Green Pass: le indicazioni del Garante della Privacy

(foto Shutterstock)

Parere dell’11 ottobre 2021 da parte del Garante della privacy, sul DPCM del 12 ottobre 2021 che introduce nuove modalità dei controlli green pass

Le modalità di controllo

L’obbligo Green Pass per poter accedere ai luoghi di lavoro ha fatto emergere sin da subito l’esigenza di trovare delle modalità di controllo diverse dall’utilizzo della App ufficiale Verifica-C19.  

Con il DPCM del 12 ottobre 2021 il Governo ha indicato le tre modalità con le quali le aziende private possono controllare il possesso del Green Pass da parte del lavoratore, ossia:

  • utilizzo della app ufficiale Verifica C-19;
  • utilizzo di un determinato software all’interno dei tornelli «segna presenza» o nei varchi di accesso in modo da automatizzare il controllo con il dato della presenza/orario;
  • utilizzo del portale dell’INPS;

Le indicazioni del Garante della Privacy

Tutte queste possibili modalità di controllo rispettano la privacy e la riservatezza dei lavoratori?

Con il parere del 12 ottobre 2021, il Garante della Privacy si è espresso, per la prima volta, con riferimento al delicato tema della riservatezza al tempo della Certificazione verde Covid-19.

Secondo il Garante queste particolari forme di controllo sono legittime, ma l’azienda è sempre obbligata ad orientare i propri comportamenti nel rispetto di determinati principi, fondamentali e non derogabili. 

I principali obblighi a carico delle aziende 

Innanzitutto, quali lavoratori possono essere controllati?

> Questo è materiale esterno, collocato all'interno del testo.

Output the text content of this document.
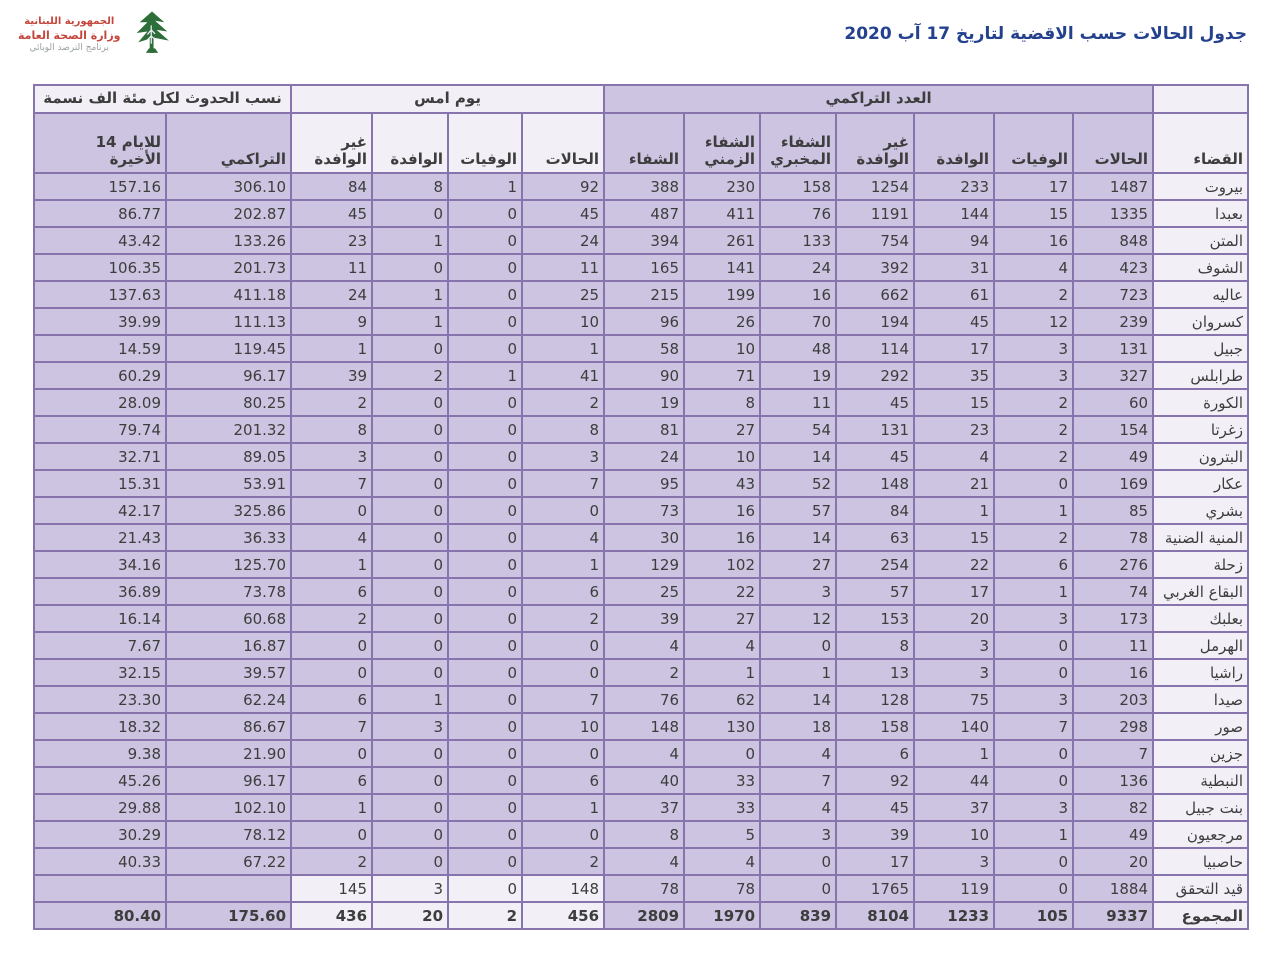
الجمهورية اللبنانية
وزارة الصحة العامة
برنامج الترصد الوبائي
جدول الحالات حسب الاقضية لتاريخ 17 آب 2020
	العدد التراكمي							يوم امس				نسب الحدوث لكل مئة الف نسمة	
القضاء	الحالات	الوفيات	الوافدة	غير الوافدة	الشفاء المخبري	الشفاء الزمني	الشفاء	الحالات	الوفيات	الوافدة	غير الوافدة	التراكمي	للايام 14 الأخيرة
بيروت	1487	17	233	1254	158	230	388	92	1	8	84	306.10	157.16
بعبدا	1335	15	144	1191	76	411	487	45	0	0	45	202.87	86.77
المتن	848	16	94	754	133	261	394	24	0	1	23	133.26	43.42
الشوف	423	4	31	392	24	141	165	11	0	0	11	201.73	106.35
عاليه	723	2	61	662	16	199	215	25	0	1	24	411.18	137.63
كسروان	239	12	45	194	70	26	96	10	0	1	9	111.13	39.99
جبيل	131	3	17	114	48	10	58	1	0	0	1	119.45	14.59
طرابلس	327	3	35	292	19	71	90	41	1	2	39	96.17	60.29
الكورة	60	2	15	45	11	8	19	2	0	0	2	80.25	28.09
زغرتا	154	2	23	131	54	27	81	8	0	0	8	201.32	79.74
البترون	49	2	4	45	14	10	24	3	0	0	3	89.05	32.71
عكار	169	0	21	148	52	43	95	7	0	0	7	53.91	15.31
بشري	85	1	1	84	57	16	73	0	0	0	0	325.86	42.17
المنية الضنية	78	2	15	63	14	16	30	4	0	0	4	36.33	21.43
زحلة	276	6	22	254	27	102	129	1	0	0	1	125.70	34.16
البقاع الغربي	74	1	17	57	3	22	25	6	0	0	6	73.78	36.89
بعلبك	173	3	20	153	12	27	39	2	0	0	2	60.68	16.14
الهرمل	11	0	3	8	0	4	4	0	0	0	0	16.87	7.67
راشيا	16	0	3	13	1	1	2	0	0	0	0	39.57	32.15
صيدا	203	3	75	128	14	62	76	7	0	1	6	62.24	23.30
صور	298	7	140	158	18	130	148	10	0	3	7	86.67	18.32
جزين	7	0	1	6	4	0	4	0	0	0	0	21.90	9.38
النبطية	136	0	44	92	7	33	40	6	0	0	6	96.17	45.26
بنت جبيل	82	3	37	45	4	33	37	1	0	0	1	102.10	29.88
مرجعيون	49	1	10	39	3	5	8	0	0	0	0	78.12	30.29
حاصبيا	20	0	3	17	0	4	4	2	0	0	2	67.22	40.33
قيد التحقق	1884	0	119	1765	0	78	78	148	0	3	145		
المجموع	9337	105	1233	8104	839	1970	2809	456	2	20	436	175.60	80.40
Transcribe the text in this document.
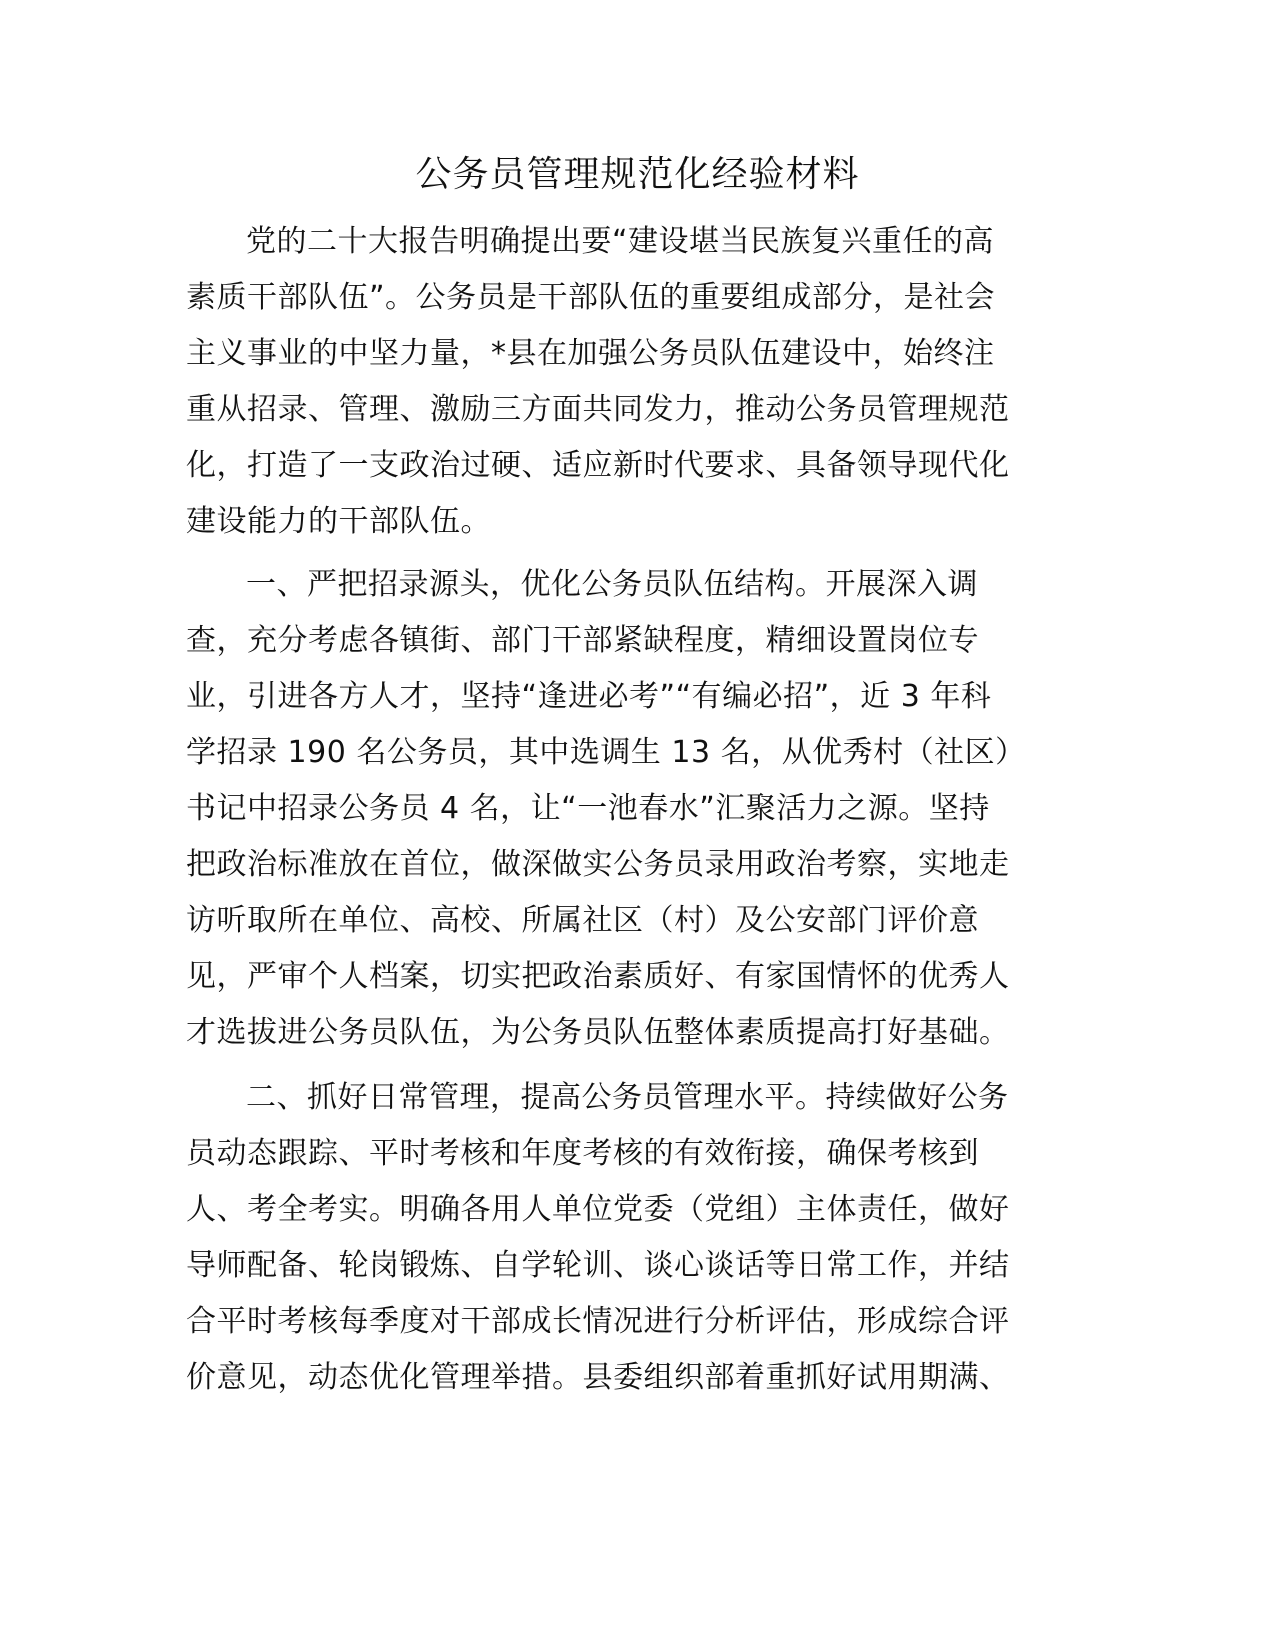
公务员管理规范化经验材料
党的二十大报告明确提出要“建设堪当民族复兴重任的高
素质干部队伍”。公务员是干部队伍的重要组成部分，是社会
主义事业的中坚力量，*县在加强公务员队伍建设中，始终注
重从招录、管理、激励三方面共同发力，推动公务员管理规范
化，打造了一支政治过硬、适应新时代要求、具备领导现代化
建设能力的干部队伍。
一、严把招录源头，优化公务员队伍结构。开展深入调
查，充分考虑各镇街、部门干部紧缺程度，精细设置岗位专
业，引进各方人才，坚持“逢进必考”“有编必招”，近 3 年科
学招录 190 名公务员，其中选调生 13 名，从优秀村（社区）
书记中招录公务员 4 名，让“一池春水”汇聚活力之源。坚持
把政治标准放在首位，做深做实公务员录用政治考察，实地走
访听取所在单位、高校、所属社区（村）及公安部门评价意
见，严审个人档案，切实把政治素质好、有家国情怀的优秀人
才选拔进公务员队伍，为公务员队伍整体素质提高打好基础。
二、抓好日常管理，提高公务员管理水平。持续做好公务
员动态跟踪、平时考核和年度考核的有效衔接，确保考核到
人、考全考实。明确各用人单位党委（党组）主体责任，做好
导师配备、轮岗锻炼、自学轮训、谈心谈话等日常工作，并结
合平时考核每季度对干部成长情况进行分析评估，形成综合评
价意见，动态优化管理举措。县委组织部着重抓好试用期满、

La risposta del Garante è molto chiara: solo i lavoratori che prestano servizio in quella giornata, con esclusione dei dipendenti in ferie, in congedo o in smart working. 

Per quanto riguarda, poi, ai principali obblighi, l’azienda deve diramare una informativa a tutti i propri dipendenti, indicando come verranno effettuati i controlli e come verranno trattati i dati così raccolti.

I soggetti che effettuano i controlli devono essere stati previamente e formalmente individuati.

L’oggetto del controllo deve essere limitato al mero possesso di un Green Pass valido «senza acquisire dati che possano, anche indirettamente, rivelare condizioni di salute o convinzioni personali», nel rispetto dei principi di minimizzazione, liceità, integrità e riservatezza.

È vietata la raccolta dei dati personali, ad eccezione di quelli strettamente necessari all’applicazione delle norme che condizionano l’accesso ai luoghi di lavoro e alla eventuale segnalazione al Prefetto. Significa, ad esempio, che, magari per velocizzare i controlli in ingresso, il datore di lavoro non può conservare i QR Code dei lavoratori in un proprio data base, ma deve scannerizzarli esclusivamente in occasione dei controlli a campione.

Con particolare riferimento ai controlli sulle piattaforme on line, il datore di lavoro può avere accesso alle informazioni sul possesso del Green Pass limitatamente al proprio personale e solo a quello ancora in forza. 

Massima riservatezza per i casi di esenzione 

Il Garante della Privacy interviene anche sul caso dei soggetti che non possono sottoporsi a vaccinazione e che dunque presentano una certificazione di esenzione. Si tratta di uno degli aspetti che devono essere risolti con «maggior urgenza». 

Secondo il Garante, infatti, la presentazione di una certificazione cartacea «rivela inevitabilmente a terzi la sussistenza di una condizione di salute dell’interessato che gli impedisce, in via temporanea o definitiva, di sottoporsi alla predetta vaccinazione». Quale soluzione dunque? Secondo il Garante devono essere creati dei QR code che forniscano un esito identico a quello delle certificazioni verdi, «senza che siano anche visibili le informazioni che ne hanno determinato l’emissione».